The Formentor is a compact crossover SUV and is based on the same platform as the Seat Ateca and joins other Cupra model such as the Leon and Ateca and the fully electric Cupra Born.

The sub-brand issue reminds me a bit of Citroen, who have also introduced a stylish sub-brand called DS.

I drove the e-Hybrid version of the Formentor, where you can get close to 55km in pure electric mode. It’s also available in pure petrol and diesel.

Colour means so much when testing a new car and straight away I was impressed with the discreet shade of grey called Magnetic Tech. It’s a colour that Seat has often used in the past.

When you sit in, the first item that catches your eye are the two raised creases on the bonnet. In some new cars the bonnets are set very low, but not in the Formentor. The two creases give you a feeling that you are in charge of a powerful motor.

I drove the 1.4-litre TSI automatic version with 204 brake horse power. So plenty of power under the bonnet, which I suppose is what most young and maybe not so young people want when they are buying a powerful sports car.

Passers-by were curious when they saw the distinctive Cupra badge on the grille, tailgate and wheels. The bonnet is long and sculpted, the roof is low slung and the arches at the rear are wide. My test model had 19-inch alloys with copper and black detailing, which certainly added to the sporty look.

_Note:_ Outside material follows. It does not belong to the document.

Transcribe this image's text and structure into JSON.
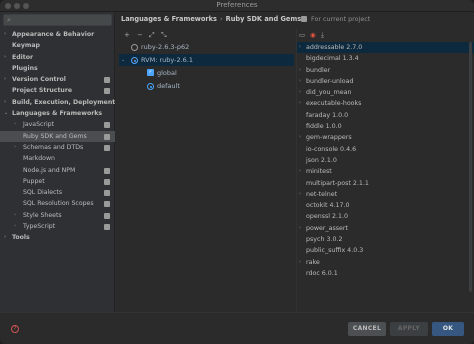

Formentor is as stylish inside as it is on the outside, with copper stitching across the dashboard, sculpted leather sports seats on the highly-specced version I drove and a large 12-inch infotainment screen. The interior is topped off with a flat-bottom steering wheel which naturally carries the Cupra logo. The roofline is black, in keeping with the sporty design.

You can choose Comfort or Sport mode and should be able to get from zero to 100km in around seven seconds, if it’s rapid speed you are after. Being of mature age I spent most of my driving time in ‘Comfort’ mode, but no doubt younger drives would prefer Sport mode.

That infotainment screen on the dash is impressive, but it took me a few minutes to figure out how to completely turn off the air conditioning; a younger person sitting alongside me helped.

It’s handles very well and is a really stylish car that will get you plenty of admirers and questions as it will stand out from the crowd in any car park. But it’s also a bit expensive. Prices start at €41,630, but my test car with a plethora of extras will cost you €52,450. Road tax is €140.